Les choses semblent évoluer à nouveau en cette rentrée, mais pas forcément dans la bonne direction.  L’un des syndicats, la CSMF, a poursuivi la dialogue avec les caisses, en particulier, il faut le dire, sous la pression insistante du ministre de la santé. Les caisses avaient réussi à faire revenir la CSMF à la table de négociation pour chercher à l’enfermer dans la logique des honoraires négociés, donc fixes.

Les deux parties sont parvenues à un accord, qui doit être soumis à Jean-François MATTEI, lui demandant de l’intégrer dans le règlement conventionnel minimal qui régit, en l’absence de convention, les relations entre la sécurité sociale et les médecins spécialistes. Mais cet accord ressemble bien à un maigre plat de lentilles. D’abord, il ne concerne que 9 600 praticiens libéraux sur 33 000 spécialistes conventionnés en secteur 1. Ce sont des spécialistes cliniciens (dermatologues, endocrinologues, gynécologues,…), par opposition aux spécialistes techniques (radiologues, cardiologues,…) qui, eux, n’obtiennent rien. Mais les premiers n’obtiennent pas grande chose, puisque le tarif de la consultation passerait de 23 à 25 euros. Par ailleurs, une revalorisation est également envisagée pour les psychiatres, neuropsychiatres et neurologues, la consultation passant de 34,30 à 37 euros.

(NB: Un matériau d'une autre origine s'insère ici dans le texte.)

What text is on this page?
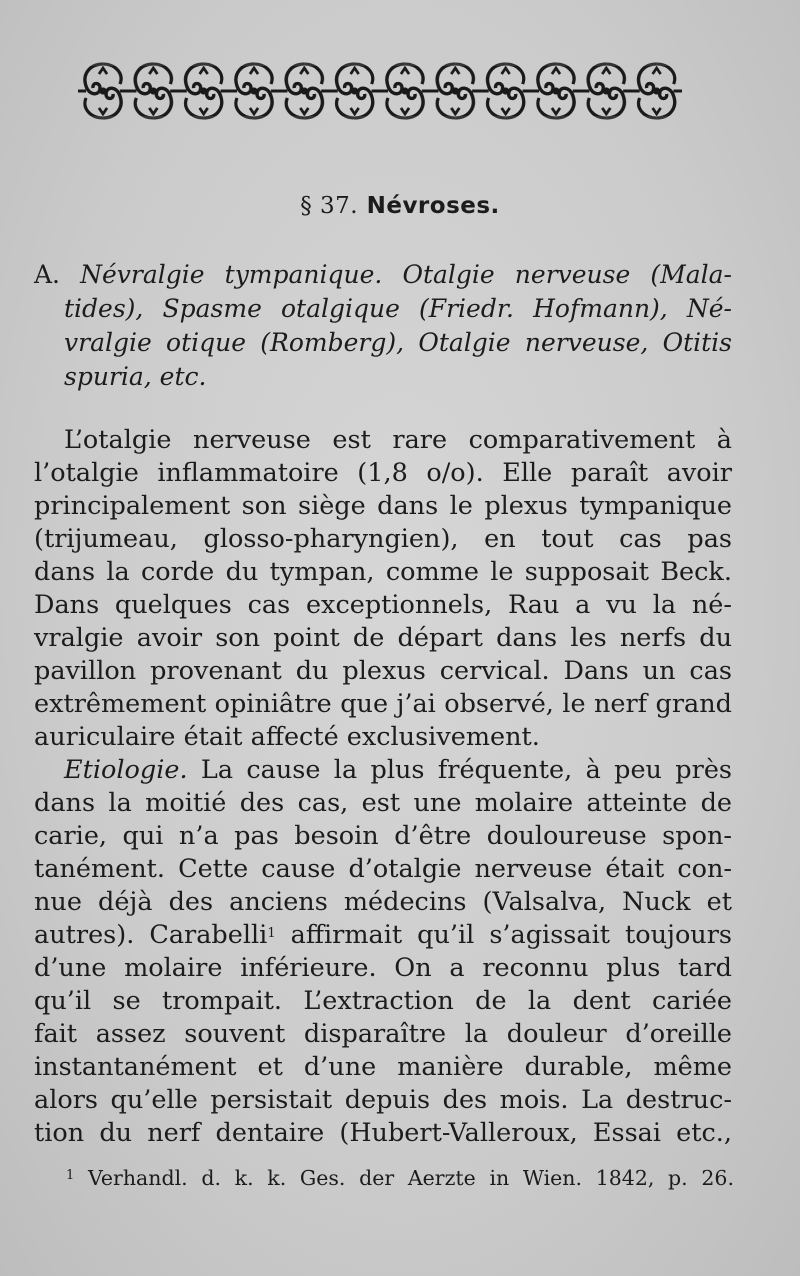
§ 37. Névroses.
A. Névralgie tympanique. Otalgie nerveuse (Mala-
tides), Spasme otalgique (Friedr. Hofmann), Né-
vralgie otique (Romberg), Otalgie nerveuse, Otitis
spuria, etc.
L’otalgie nerveuse est rare comparativement à
l’otalgie inflammatoire (1,8 o/o). Elle paraît avoir
principalement son siège dans le plexus tympanique
(trijumeau, glosso-pharyngien), en tout cas pas
dans la corde du tympan, comme le supposait Beck.
Dans quelques cas exceptionnels, Rau a vu la né-
vralgie avoir son point de départ dans les nerfs du
pavillon provenant du plexus cervical. Dans un cas
extrêmement opiniâtre que j’ai observé, le nerf grand
auriculaire était affecté exclusivement.
Etiologie. La cause la plus fréquente, à peu près
dans la moitié des cas, est une molaire atteinte de
carie, qui n’a pas besoin d’être douloureuse spon-
tanément. Cette cause d’otalgie nerveuse était con-
nue déjà des anciens médecins (Valsalva, Nuck et
autres). Carabelli$^1$ affirmait qu’il s’agissait toujours
d’une molaire inférieure. On a reconnu plus tard
qu’il se trompait. L’extraction de la dent cariée
fait assez souvent disparaître la douleur d’oreille
instantanément et d’une manière durable, même
alors qu’elle persistait depuis des mois. La destruc-
tion du nerf dentaire (Hubert-Valleroux, Essai etc.,
$^1$ Verhandl. d. k. k. Ges. der Aerzte in Wien. 1842, p. 26.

En contrepartie de cette « revalorisation » acceptée et de ce retour aux honoraires fixes, les caisses prendraient partiellement en charge les primes d’assurance professionnelle des spécialistes et une partie de leurs cotisations sociales. Les spécialistes, pour leur part, s’engagent à prescrire davantage de génériques, à participer aux accords de bon usage des soins, aux contrats de bonne pratique, etc… Et surtout ils s’engagent ainsi implicitement à abandonner leur revendication de liberté des honoraires. Autrement dit, ils gagnent fort peu sur les tarifs et perdent beaucoup en liberté. Or le combat du printemps nous avait semblé, chez la plupart des médecins, non un combat pour une revalorisation des honoraires, mais un combat pour la liberté, ce qui est tout à fait différent. Les médecins vont-ils abandonner ? Une capitulation de leur part serait suicidaire et surprenante.